Round-the-clock connectivity comes at a huge personal and mental health price. Late night discussions on WhatsApp chats and dreaded emails at 4 A.M. disrupt sleep and peace. The pandemic and the work from home culture it started also has its share of blame. A senior manager at an OTT major complained that there is no cut off time when he works from home. Mornings and nights are the same as mid-day. Mental health experts tell you that disconnecting and focussing on other activities helps the mind de-stress.

Rising stress, often silent and unspoken, is a looming crisis. Few seek help, assuming it is temporary, but the toll on health, families, relationships, and productivity is severe.

Organisations lose work hours to absence caused by mental ill-health; productivity suffers even if the employee is physically at-work. Family and social relationships are taking a downturn and personal mental health is the biggest sufferer.

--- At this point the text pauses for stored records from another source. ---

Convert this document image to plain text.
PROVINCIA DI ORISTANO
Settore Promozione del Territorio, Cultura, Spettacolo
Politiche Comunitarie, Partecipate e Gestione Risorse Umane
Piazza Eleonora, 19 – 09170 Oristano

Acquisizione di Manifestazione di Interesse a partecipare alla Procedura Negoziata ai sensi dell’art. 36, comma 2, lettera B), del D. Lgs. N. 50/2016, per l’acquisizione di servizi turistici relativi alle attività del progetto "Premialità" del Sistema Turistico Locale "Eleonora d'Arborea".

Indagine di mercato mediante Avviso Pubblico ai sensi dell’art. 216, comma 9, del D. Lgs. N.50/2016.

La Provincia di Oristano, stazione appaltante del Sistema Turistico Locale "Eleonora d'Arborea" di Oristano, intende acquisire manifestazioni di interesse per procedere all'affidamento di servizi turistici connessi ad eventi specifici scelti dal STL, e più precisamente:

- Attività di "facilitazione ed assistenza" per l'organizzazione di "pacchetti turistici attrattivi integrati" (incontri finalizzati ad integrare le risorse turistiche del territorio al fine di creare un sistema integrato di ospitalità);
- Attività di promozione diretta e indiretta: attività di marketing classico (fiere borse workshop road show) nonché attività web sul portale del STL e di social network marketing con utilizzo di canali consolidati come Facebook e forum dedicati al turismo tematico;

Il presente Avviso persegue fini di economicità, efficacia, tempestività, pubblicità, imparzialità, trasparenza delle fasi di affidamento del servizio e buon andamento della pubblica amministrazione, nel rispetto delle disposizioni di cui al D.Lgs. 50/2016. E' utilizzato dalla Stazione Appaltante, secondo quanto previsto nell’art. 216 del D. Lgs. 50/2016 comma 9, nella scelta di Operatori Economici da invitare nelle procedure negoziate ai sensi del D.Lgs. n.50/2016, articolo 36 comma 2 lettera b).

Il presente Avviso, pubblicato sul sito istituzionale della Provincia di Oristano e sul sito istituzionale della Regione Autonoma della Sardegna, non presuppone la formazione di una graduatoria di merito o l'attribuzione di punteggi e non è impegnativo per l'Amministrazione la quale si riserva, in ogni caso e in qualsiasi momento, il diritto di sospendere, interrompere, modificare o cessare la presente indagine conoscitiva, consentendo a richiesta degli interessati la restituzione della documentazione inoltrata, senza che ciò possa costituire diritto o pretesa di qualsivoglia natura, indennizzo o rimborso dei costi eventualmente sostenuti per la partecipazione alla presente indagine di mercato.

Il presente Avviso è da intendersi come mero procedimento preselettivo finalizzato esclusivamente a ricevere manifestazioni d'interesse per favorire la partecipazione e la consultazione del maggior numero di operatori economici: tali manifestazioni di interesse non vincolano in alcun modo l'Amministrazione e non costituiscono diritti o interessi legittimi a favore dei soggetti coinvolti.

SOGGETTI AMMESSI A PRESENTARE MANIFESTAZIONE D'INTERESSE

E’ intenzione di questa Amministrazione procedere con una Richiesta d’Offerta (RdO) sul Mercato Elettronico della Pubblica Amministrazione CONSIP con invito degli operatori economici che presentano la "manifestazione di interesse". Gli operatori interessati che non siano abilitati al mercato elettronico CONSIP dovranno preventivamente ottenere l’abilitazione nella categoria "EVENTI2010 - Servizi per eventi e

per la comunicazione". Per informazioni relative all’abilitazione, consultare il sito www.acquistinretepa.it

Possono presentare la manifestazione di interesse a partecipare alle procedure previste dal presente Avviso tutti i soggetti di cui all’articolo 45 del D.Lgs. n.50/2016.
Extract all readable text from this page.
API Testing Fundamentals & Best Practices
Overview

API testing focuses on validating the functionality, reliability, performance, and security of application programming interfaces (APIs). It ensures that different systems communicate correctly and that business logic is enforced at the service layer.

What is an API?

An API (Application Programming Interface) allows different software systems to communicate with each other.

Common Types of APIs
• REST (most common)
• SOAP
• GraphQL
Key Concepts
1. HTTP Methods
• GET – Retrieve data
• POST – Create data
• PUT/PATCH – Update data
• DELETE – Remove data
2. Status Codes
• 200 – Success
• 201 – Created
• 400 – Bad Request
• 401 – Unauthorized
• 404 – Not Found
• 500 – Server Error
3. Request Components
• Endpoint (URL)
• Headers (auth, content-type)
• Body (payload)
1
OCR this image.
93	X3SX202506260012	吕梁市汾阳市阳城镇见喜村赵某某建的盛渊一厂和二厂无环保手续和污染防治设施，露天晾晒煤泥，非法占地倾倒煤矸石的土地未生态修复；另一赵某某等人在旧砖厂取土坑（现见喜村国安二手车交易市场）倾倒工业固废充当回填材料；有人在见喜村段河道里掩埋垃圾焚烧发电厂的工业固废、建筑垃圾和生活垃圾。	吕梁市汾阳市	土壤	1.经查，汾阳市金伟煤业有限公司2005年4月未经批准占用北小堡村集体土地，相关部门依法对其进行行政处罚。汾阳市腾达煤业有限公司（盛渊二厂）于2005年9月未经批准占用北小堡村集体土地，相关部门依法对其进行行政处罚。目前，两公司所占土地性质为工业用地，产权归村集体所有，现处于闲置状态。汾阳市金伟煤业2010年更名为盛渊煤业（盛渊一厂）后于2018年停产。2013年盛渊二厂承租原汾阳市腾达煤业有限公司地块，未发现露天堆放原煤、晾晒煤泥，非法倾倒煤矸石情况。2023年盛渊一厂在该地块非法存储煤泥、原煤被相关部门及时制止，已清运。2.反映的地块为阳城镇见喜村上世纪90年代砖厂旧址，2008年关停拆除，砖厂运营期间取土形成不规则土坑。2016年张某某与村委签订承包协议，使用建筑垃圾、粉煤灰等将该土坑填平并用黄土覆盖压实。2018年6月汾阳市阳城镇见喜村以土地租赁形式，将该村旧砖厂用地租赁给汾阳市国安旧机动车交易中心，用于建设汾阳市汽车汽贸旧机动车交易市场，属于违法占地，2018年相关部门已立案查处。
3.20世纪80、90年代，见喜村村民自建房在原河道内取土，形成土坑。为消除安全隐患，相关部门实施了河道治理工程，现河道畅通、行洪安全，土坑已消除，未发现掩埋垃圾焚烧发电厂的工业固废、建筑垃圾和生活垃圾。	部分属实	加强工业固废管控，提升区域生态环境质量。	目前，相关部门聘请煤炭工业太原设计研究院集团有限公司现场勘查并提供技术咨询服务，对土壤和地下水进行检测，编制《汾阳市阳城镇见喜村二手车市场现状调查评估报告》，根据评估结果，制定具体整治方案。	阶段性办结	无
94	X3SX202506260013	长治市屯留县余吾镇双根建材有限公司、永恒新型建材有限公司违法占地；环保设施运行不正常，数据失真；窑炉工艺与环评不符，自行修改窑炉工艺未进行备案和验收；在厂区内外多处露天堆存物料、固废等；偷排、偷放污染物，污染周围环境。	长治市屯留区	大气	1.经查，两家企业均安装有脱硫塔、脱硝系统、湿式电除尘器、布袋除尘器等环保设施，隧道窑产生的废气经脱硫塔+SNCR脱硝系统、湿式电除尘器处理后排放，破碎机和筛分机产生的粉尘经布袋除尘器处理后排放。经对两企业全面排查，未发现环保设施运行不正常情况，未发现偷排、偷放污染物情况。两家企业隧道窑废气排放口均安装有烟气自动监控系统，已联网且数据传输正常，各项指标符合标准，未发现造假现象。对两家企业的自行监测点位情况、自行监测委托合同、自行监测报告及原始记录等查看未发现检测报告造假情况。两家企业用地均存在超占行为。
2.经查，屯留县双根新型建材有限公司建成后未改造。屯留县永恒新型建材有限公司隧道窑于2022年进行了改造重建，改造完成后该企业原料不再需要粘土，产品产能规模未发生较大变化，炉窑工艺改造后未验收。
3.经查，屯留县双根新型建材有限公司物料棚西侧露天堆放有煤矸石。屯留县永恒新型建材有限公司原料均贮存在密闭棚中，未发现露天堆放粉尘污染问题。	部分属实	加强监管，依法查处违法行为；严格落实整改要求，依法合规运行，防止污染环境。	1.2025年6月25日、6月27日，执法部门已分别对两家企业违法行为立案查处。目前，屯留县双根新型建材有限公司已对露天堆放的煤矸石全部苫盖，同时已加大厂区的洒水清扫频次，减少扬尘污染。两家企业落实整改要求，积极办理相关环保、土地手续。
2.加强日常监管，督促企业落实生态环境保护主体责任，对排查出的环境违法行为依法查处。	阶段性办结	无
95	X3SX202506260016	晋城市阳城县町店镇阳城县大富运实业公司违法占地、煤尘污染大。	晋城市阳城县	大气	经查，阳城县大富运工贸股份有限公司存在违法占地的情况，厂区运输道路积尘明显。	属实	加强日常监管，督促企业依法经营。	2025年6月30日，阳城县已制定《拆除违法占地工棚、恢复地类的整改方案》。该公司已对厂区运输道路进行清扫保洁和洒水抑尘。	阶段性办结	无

The change lies in new policies. In 2019, Member of Parliament Supriya Sule introduced a Private Members’ Bill called the ‘Right to Disconnect’ under which employees can refuse work outside of reasonable work hours. Australia offers employees protection from professional exploitation through a similar law where people can refuse to work outside their stipulated hours.

India Inc. is gradually waking up to the new demands for mental healthcare with counselling sessions, wellness care leave, childcare facilities and flexible work arrangements. But the implementation should be in spirit and not only on paper. Government policies such as the right to disconnect will further boost people’s ability to refuse after-hours work. Mental healthcare should not remain just lip service or a one-off human care initiative. Workplaces should be turned into safe havens, both, physically and mentally.